The formulation prepared by the present invention shows a superior performance in vivo as compared with meloxicam commercial product Mobic. The dog pharmacokinetics study indicates that the formulation containing the intermediate has a significantly improved in vivo profile : meloxicam's Cmax and AUC increased approx. 10-15%, as compared to those of Mobic product, and the drug's Tmax is reduced to approx. 1.5 hours, as compared to 4 hours of Mobic product.
Spray Drying
The term "spray-drying" is usually referred to a process involving breaking up liquid mixture into small droplets (atomization) and rapidly removing solvent from the mixture in a spray-drying chamber (or a pparatus) where there is a strong driving force for evaporation of solvent from the droplets. The strong driving force for solvent evaporation is generally provided by maintaining the partial pressure of solvent in the spray-drying apparatus well below the vapor pressure of the solvent at the temperature of the drying droplets. The present invention discloses a special spray-drying process to prepare amorphous meloxicam^CD inclusion complex where the drug meloxicam remains in stable amorphous. The present process comprising the following steps: First, meloxicam and βCD were dissolved in a heated aqueous solution in the presence of ammonium hydroxide. Then, the above spray solution was fed into the drying chamber of a spray- dryer through an atomizing device to form droplets. After a stream of drying gas was introduced into the drying chamber to form powder particles, the droplets were dried and separated to form powder particles.

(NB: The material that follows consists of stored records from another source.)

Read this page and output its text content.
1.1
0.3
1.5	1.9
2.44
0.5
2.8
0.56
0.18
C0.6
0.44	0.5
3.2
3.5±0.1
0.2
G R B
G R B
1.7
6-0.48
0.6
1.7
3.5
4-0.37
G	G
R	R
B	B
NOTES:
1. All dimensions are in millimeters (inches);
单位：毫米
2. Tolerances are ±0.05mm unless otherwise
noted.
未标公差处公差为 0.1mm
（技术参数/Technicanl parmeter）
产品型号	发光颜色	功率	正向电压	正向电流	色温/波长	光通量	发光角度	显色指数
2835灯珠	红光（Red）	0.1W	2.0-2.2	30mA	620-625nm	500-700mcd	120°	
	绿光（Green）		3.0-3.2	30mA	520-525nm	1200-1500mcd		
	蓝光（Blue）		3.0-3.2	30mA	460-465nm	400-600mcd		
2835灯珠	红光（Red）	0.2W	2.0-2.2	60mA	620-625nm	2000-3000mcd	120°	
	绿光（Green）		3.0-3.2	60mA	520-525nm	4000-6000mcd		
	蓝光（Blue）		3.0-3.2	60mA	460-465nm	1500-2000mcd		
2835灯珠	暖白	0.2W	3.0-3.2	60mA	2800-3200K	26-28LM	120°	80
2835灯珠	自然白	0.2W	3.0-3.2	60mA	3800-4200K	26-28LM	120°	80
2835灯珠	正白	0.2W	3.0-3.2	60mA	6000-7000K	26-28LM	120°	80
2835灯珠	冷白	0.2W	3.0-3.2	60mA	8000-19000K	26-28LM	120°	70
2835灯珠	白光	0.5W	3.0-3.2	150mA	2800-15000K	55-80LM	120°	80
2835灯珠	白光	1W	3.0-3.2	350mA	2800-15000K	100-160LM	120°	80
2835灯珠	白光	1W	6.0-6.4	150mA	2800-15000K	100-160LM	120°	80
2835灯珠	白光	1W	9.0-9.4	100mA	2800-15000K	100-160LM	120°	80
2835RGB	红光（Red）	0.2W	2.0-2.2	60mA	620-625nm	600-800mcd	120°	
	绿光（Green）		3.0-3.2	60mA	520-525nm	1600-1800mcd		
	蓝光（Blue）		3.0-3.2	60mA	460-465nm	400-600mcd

The intermediate prepared by the present invention has a complexation to the full extent. This can be seen through DSC and XRPD as well as other instrumentations. DSC can be used to monitor the heat release or absorption during the drug phase transition, while XRPD can be used to detect if any trace of crystalline material is still existed. Both are important in interpreting if the drug exists in crystalline or amorphous state. In our investigation, DSC and XRPD are used to monitor the amorphous meloxicam inclusion complex during initial preparation and follow-up stability evaluation.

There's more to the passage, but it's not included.